The police and the school district refused to provide information and even tried to stop The Fix from obtaining the relevant documents. The police turned over the police reports only after The Fix filed an appeal to the state’s Attorney General office and it ordered the documents to be released.
Hoax likely: No photos of allegedly racist whiteboard drawing at Iowa State
A student reported that he heard from someone else that someone drew a “KKK rally crucifying a black man and that being symbolic of like a colored-in Among Us character to be completely black with the words #whitesupremacy written on the board.” There were no photos and the drawing was erased before any university employees reached the scene of the inappropriate but not illegal or punishable drawing.
Some other examples include:
A College Republican group appears to have been framed for anti-Semitic flyer, the University of San Francisco won’t disclose race of student expelled for hanging noose, Princeton remains silent on noose investigation, and a lack of evidence halts Johns Hopkins’ noose investigation.

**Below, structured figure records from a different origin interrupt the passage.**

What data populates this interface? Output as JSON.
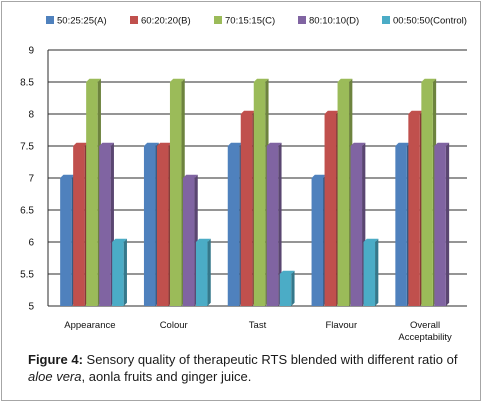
{
  "chart_data": {
    "type": "bar",
    "style": "3d-clustered-column",
    "categories": [
      "Appearance",
      "Colour",
      "Tast",
      "Flavour",
      "Overall Acceptability"
    ],
    "series": [
      {
        "name": "50:25:25(A)",
        "color": "#4f81bd",
        "values": [
          7,
          7.5,
          7.5,
          7,
          7.5
        ]
      },
      {
        "name": "60:20:20(B)",
        "color": "#c0504d",
        "values": [
          7.5,
          7.5,
          8,
          8,
          8
        ]
      },
      {
        "name": "70:15:15(C)",
        "color": "#9bbb59",
        "values": [
          8.5,
          8.5,
          8.5,
          8.5,
          8.5
        ]
      },
      {
        "name": "80:10:10(D)",
        "color": "#8064a2",
        "values": [
          7.5,
          7,
          7.5,
          7.5,
          7.5
        ]
      },
      {
        "name": "00:50:50(Control)",
        "color": "#4bacc6",
        "values": [
          6,
          6,
          5.5,
          6,
          null
        ]
      }
    ],
    "ylim": [
      5,
      9
    ],
    "yticks": [
      "5",
      "5.5",
      "6",
      "6.5",
      "7",
      "7.5",
      "8",
      "8.5",
      "9"
    ],
    "grid": true,
    "legend_position": "top"
  },
  "caption": {
    "label": "Figure 4:",
    "text_part1": " Sensory quality of therapeutic RTS blended with different ratio of ",
    "italic": "aloe vera",
    "text_part2": ", aonla fruits and ginger juice."
  }
}
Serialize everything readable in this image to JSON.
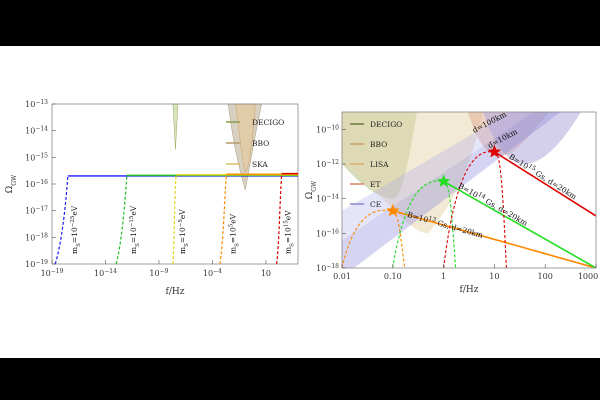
{
  "chart_data": [
    {
      "type": "line",
      "xlabel": "f/Hz",
      "ylabel": "Ω_GW",
      "x_scale": "log",
      "y_scale": "log",
      "xlim": [
        1e-19,
        10000.0
      ],
      "ylim": [
        1e-19,
        1e-13
      ],
      "x_ticks": [
        {
          "v": 1e-19,
          "b": "10",
          "e": "−19"
        },
        {
          "v": 1e-14,
          "b": "10",
          "e": "−14"
        },
        {
          "v": 1e-09,
          "b": "10",
          "e": "−9"
        },
        {
          "v": 0.0001,
          "b": "10",
          "e": "−4"
        },
        {
          "v": 10,
          "b": "10",
          "e": ""
        }
      ],
      "y_ticks": [
        {
          "v": 1e-19,
          "b": "10",
          "e": "−19"
        },
        {
          "v": 1e-18,
          "b": "10",
          "e": "−18"
        },
        {
          "v": 1e-17,
          "b": "10",
          "e": "−17"
        },
        {
          "v": 1e-16,
          "b": "10",
          "e": "−16"
        },
        {
          "v": 1e-15,
          "b": "10",
          "e": "−15"
        },
        {
          "v": 1e-14,
          "b": "10",
          "e": "−14"
        },
        {
          "v": 1e-13,
          "b": "10",
          "e": "−13"
        }
      ],
      "legend": {
        "position": "top-right",
        "items": [
          {
            "name": "DECIGO",
            "color": "#8a9a4a"
          },
          {
            "name": "BBO",
            "color": "#b89a6a"
          },
          {
            "name": "SKA",
            "color": "#d8c060"
          }
        ]
      },
      "series": [
        {
          "name": "m_S=10^−25 eV",
          "color": "#1a1aff",
          "plateau": 2e-16,
          "f_start": 3e-18,
          "f_low": 2e-19,
          "label": "m_S=10^−25eV"
        },
        {
          "name": "m_S=10^−15 eV",
          "color": "#22bb22",
          "plateau": 2e-16,
          "f_start": 1e-12,
          "f_low": 1e-13,
          "label": "m_S=10^−15eV"
        },
        {
          "name": "m_S=10^−5 eV",
          "color": "#e6d020",
          "plateau": 2e-16,
          "f_start": 4e-08,
          "f_low": 2e-08,
          "label": "m_S=10^−5eV"
        },
        {
          "name": "m_S=10^5 eV",
          "color": "#ff8800",
          "plateau": 2e-16,
          "f_start": 0.002,
          "f_low": 0.0005,
          "label": "m_S=10^5eV"
        },
        {
          "name": "m_S=10^15 eV",
          "color": "#dd0000",
          "plateau": 2e-16,
          "f_start": 300,
          "f_low": 100,
          "label": "m_S=10^15eV"
        }
      ]
    },
    {
      "type": "line",
      "xlabel": "f/Hz",
      "ylabel": "Ω_GW",
      "x_scale": "log",
      "y_scale": "log",
      "xlim": [
        0.01,
        1000
      ],
      "ylim": [
        1e-18,
        1e-09
      ],
      "x_ticks": [
        {
          "v": 0.01,
          "t": "0.01"
        },
        {
          "v": 0.1,
          "t": "0.10"
        },
        {
          "v": 1,
          "t": "1"
        },
        {
          "v": 10,
          "t": "10"
        },
        {
          "v": 100,
          "t": "100"
        },
        {
          "v": 1000,
          "t": "1000"
        }
      ],
      "y_ticks": [
        {
          "v": 1e-10,
          "b": "10",
          "e": "−10"
        },
        {
          "v": 1e-12,
          "b": "10",
          "e": "−12"
        },
        {
          "v": 1e-14,
          "b": "10",
          "e": "−14"
        },
        {
          "v": 1e-16,
          "b": "10",
          "e": "−16"
        },
        {
          "v": 1e-18,
          "b": "10",
          "e": "−18"
        }
      ],
      "legend": {
        "position": "top-left",
        "items": [
          {
            "name": "DECIGO",
            "color": "#6b7a3a"
          },
          {
            "name": "BBO",
            "color": "#c8a060"
          },
          {
            "name": "LISA",
            "color": "#d8b070"
          },
          {
            "name": "ET",
            "color": "#e08060"
          },
          {
            "name": "CE",
            "color": "#8888cc"
          }
        ]
      },
      "band_labels": [
        "d=100km",
        "d=10km"
      ],
      "series": [
        {
          "name": "B=10^13 Gs, d=20km",
          "color": "#ff8800",
          "peak_f": 0.1,
          "peak_omega": 2e-15,
          "end_f": 1000,
          "end_omega": 1e-18
        },
        {
          "name": "B=10^14 Gs, d=20km",
          "color": "#22dd22",
          "peak_f": 1,
          "peak_omega": 1e-13,
          "end_f": 1000,
          "end_omega": 1e-18
        },
        {
          "name": "B=10^15 Gs, d=20km",
          "color": "#dd0000",
          "peak_f": 10,
          "peak_omega": 5e-12,
          "end_f": 1000,
          "end_omega": 1e-15
        }
      ],
      "series_labels": [
        {
          "b": "B=10",
          "e": "13",
          "tail": "Gs, d=20km"
        },
        {
          "b": "B=10",
          "e": "14",
          "tail": "Gs, d=20km"
        },
        {
          "b": "B=10",
          "e": "15",
          "tail": "Gs, d=20km"
        }
      ]
    }
  ]
}
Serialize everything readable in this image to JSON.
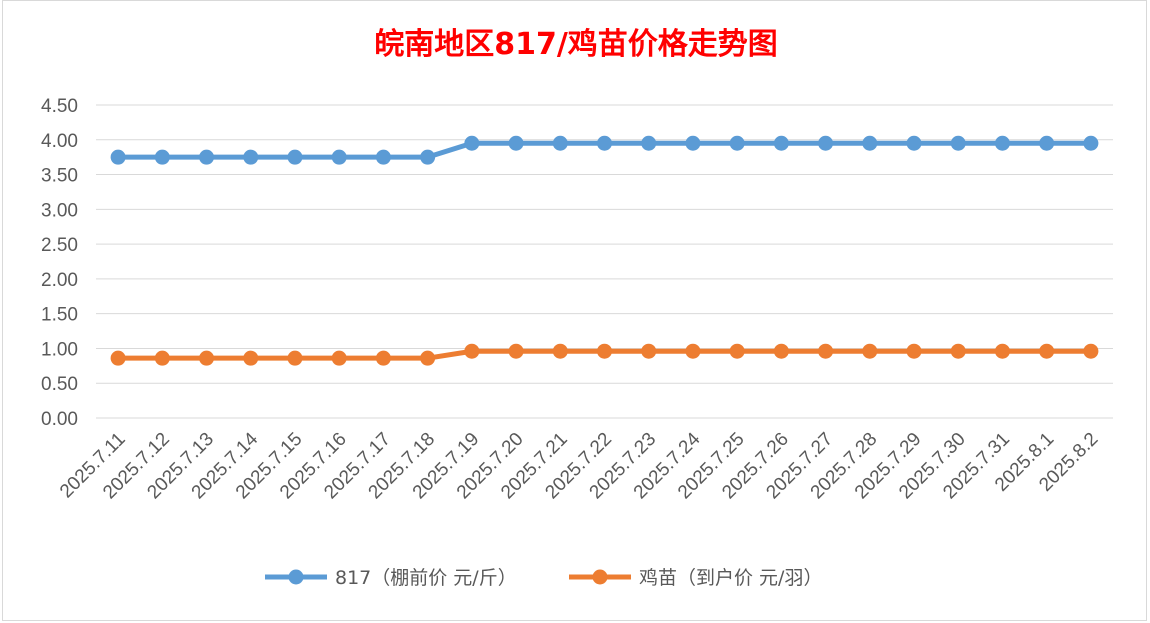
{
  "chart_data": {
    "type": "line",
    "title": "皖南地区817/鸡苗价格走势图",
    "title_color": "#ff0000",
    "xlabel": "",
    "ylabel": "",
    "ylim": [
      0,
      4.5
    ],
    "yticks": [
      "0.00",
      "0.50",
      "1.00",
      "1.50",
      "2.00",
      "2.50",
      "3.00",
      "3.50",
      "4.00",
      "4.50"
    ],
    "grid": true,
    "legend_position": "bottom",
    "categories": [
      "2025.7.11",
      "2025.7.12",
      "2025.7.13",
      "2025.7.14",
      "2025.7.15",
      "2025.7.16",
      "2025.7.17",
      "2025.7.18",
      "2025.7.19",
      "2025.7.20",
      "2025.7.21",
      "2025.7.22",
      "2025.7.23",
      "2025.7.24",
      "2025.7.25",
      "2025.7.26",
      "2025.7.27",
      "2025.7.28",
      "2025.7.29",
      "2025.7.30",
      "2025.7.31",
      "2025.8.1",
      "2025.8.2"
    ],
    "series": [
      {
        "name": "817（棚前价 元/斤）",
        "color": "#5b9bd5",
        "values": [
          3.75,
          3.75,
          3.75,
          3.75,
          3.75,
          3.75,
          3.75,
          3.75,
          3.95,
          3.95,
          3.95,
          3.95,
          3.95,
          3.95,
          3.95,
          3.95,
          3.95,
          3.95,
          3.95,
          3.95,
          3.95,
          3.95,
          3.95
        ]
      },
      {
        "name": "鸡苗（到户价 元/羽）",
        "color": "#ed7d31",
        "values": [
          0.86,
          0.86,
          0.86,
          0.86,
          0.86,
          0.86,
          0.86,
          0.86,
          0.96,
          0.96,
          0.96,
          0.96,
          0.96,
          0.96,
          0.96,
          0.96,
          0.96,
          0.96,
          0.96,
          0.96,
          0.96,
          0.96,
          0.96
        ]
      }
    ]
  }
}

Finally, sometimes people overreact:
Sometimes nooses are real but they are just part of a swing set or a construction site crane.
Sometimes nooses aren’t even definitively nooses.
Other times, alleged white supremacists are politically ambivalent, mentally ill criminals.
They could also be stupid high schoolers putting up fake Klan flyers or bored people in the bathroom who feel the need to carve swastikas into walls.
Sometimes hate hoaxes have to be created to meet the demand.